Vaccinated against conception

The latest in the array of contraceptives are vaccines against reproductive hormones.

Published: Saturday 15 January 1994

-- COGNISANT of the limitations of various contraceptives, scientists at the Indian Institute of Science (IISc) in Bangalore and at the National Institute of Immunology (NII) in Delhi have been trying to develop safe and effective contraceptive vaccines for both men and women. And, their efforts are soon to bear fruit.

Existing contraceptive methods have their drawbacks. Vasectomies -- the blocking of the tube that carries the sperm from the testes -- and tubectomies -- the tying up of a woman's fallopian tubes, which carry eggs to the ovary -- are regarded as irreversible. The use of condoms and pills is limited as people are not sufficiently motivated to use them. Other methods affect menstrual flow and often have other side-effects.

However, contraceptive vaccines, unlike most chemical contraceptives, mobilise the body's disease-fighting immune system to interfere with the fertility of both men and women.
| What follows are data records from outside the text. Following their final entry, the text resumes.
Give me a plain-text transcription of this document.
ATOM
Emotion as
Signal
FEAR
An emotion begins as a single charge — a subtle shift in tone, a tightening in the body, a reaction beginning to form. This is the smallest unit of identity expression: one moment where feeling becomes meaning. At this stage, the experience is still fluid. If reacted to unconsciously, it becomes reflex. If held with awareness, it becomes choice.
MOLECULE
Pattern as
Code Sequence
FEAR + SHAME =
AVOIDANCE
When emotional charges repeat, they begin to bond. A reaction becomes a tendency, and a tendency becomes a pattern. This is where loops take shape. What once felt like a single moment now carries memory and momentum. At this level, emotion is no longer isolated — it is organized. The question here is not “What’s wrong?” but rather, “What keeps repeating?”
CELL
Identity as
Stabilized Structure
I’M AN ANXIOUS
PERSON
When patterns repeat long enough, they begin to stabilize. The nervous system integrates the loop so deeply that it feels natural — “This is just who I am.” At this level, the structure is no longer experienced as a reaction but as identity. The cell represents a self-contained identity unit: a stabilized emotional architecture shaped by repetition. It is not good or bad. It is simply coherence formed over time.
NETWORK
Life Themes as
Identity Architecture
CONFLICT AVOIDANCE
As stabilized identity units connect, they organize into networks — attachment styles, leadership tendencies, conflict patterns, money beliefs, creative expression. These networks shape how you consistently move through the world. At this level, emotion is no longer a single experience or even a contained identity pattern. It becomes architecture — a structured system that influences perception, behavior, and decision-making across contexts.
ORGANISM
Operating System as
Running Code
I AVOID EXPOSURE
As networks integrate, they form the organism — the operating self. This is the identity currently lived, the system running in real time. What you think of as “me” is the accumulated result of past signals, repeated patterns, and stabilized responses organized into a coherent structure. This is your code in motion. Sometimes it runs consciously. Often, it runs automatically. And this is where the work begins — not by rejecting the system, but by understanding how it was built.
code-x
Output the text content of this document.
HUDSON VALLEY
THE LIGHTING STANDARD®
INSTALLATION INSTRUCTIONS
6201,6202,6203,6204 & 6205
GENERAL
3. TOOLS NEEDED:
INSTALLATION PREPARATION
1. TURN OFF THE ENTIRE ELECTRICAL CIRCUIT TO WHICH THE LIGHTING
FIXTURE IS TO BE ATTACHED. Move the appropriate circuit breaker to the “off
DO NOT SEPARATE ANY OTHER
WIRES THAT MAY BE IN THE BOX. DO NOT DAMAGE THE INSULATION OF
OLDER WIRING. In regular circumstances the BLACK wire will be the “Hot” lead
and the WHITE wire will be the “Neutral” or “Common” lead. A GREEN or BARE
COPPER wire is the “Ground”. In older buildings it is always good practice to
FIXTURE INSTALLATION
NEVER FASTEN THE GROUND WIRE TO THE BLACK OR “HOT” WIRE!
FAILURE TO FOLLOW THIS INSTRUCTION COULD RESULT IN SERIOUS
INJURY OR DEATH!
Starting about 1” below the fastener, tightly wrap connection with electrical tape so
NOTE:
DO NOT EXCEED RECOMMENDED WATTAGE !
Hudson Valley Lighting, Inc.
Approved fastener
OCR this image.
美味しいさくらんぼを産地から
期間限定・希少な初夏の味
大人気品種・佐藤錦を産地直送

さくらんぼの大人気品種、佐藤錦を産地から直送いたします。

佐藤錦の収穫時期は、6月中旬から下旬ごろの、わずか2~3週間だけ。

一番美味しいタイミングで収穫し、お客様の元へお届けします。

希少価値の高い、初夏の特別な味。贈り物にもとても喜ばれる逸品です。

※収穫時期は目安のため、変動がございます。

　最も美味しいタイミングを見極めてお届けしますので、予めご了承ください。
The vaccine developed by the IISc team led by N R Maudgal, a professor at the institute's Centre for Reproductive Biology and Molecular Endocrinology, could render men infertile for about six months.

Explains Maudgal, "Our approach is to leave the primary male hormone -- testosterone -- alone so that male sexual drive and the development of secondary sexual characteristics like body hair are not be affected and the vaccine becomes more acceptable to men."

The scientists are targeting the follicle stimulating hormone (FSH), which stimulates the production of sperm. After studying bonnet monkeys for several years, the scientists discovered that if a monkey is vaccinated against this hormone, antibodies produced by the immune system destroy all the FSH present in the blood.

The scientists found FSH obtained from freeze-dried pituitaries of sheep, led to the formation of FSH-destroying antibodies in the monkeys. These antibodies destroyed the ovine FSH and interestingly, also reacted against the FSH produced by the monkeys, reducing the level of the hormone in the blood. Because human FSH, monkey FSH and ovine FSH have similar structures, the antibodies produced in response to ovine FSH can inactivate the hormones of all three.

For the vaccine to be effective, a booster shot is required every three months. When the booster was withdrawn, the monkeys started producing normally massive amounts of healthy sperm. The vaccine tested on the monkeys was found to be safe and non-toxic. The Drug Controller of the Government of India has now cleared the vaccine for phase-1 safety trials in humans.

Maudgal and his team are also exploring producing antibodies to FSH receptors -- cells in the testes that recognise the FSH. "Such an approach would be highly viable," explains Maudgal, "as the number of such cells is limited, making them easy to target."

Other scientists at IISc are trying to produce the ovine hormone using genetic engineering techniques. "This," says Maudgal, "will ensure we get pure, bacteria- and virus-free FSH in large quantities."

Safe and effective The contraceptive vaccine developed by NII scientists targets the human chorionic gonadotropin (HCG) hormone in women. This hormone induces the ovary to continue producing the hormone progesterone, which is necessary to prepare the uterus to receive the embryo. Blocking HCG ensures termination of pregnancy.

NII scientists have been working for the last 20 years to develop this vaccine. Claims G P Talwar, former NII director and presently professor of eminence at the institute who has been closely associated with the project, "This is the most advanced birth control vaccine in the whole world today." The NII group is the only one that has successfully shown that its vaccine is safe and effective in women, he explains.

"Our vaccine," says Talwar, "does not affect menstrual regularity or increase bleeding; it is reversible and the user does not have to remember to take it everyday."

Normally, women do not show an immune reaction to HCG because it is produced by the body itself and is not foreign to it. To elicit a reaction from the body, the scientists modified the HCG molecule and found that after vaccination, the quantity of antibodies increased substantially, thereby reducing the levels of HCG. The scientists say the response is reversible, and after 300 to 500 days the antibody levels decline to almost zero. Once the effect of the vaccine wears off, women can become pregnant. Of the women who used the vaccine, five produced healthy babies once the effect of the vaccine wore off.

The vaccine has been through two clinical trials. In a one-year phase 1 trial conducted on a group of 100 women in five centres in the country, the safety of the vaccine was established. Phase-2 trials undertaken in Delhi and Chandigarh also proved the vaccine was effective. Moreover, the scientists were able to establish the minimum quantity of antibodies essential to ensure protection against pregnancy.

But, admits Talwar, "There are still several problems that have to be overcome." For one, the vaccine has to be given in three doses at six-week intervals, and it takes about three months for it to become effective. In this intervening period, women have to be protected by another contraceptive.

Attempts are now being made by several NII scientists to develop polymers that will allow the slow release of multiple doses of the vaccine, which can be administered in a single shot.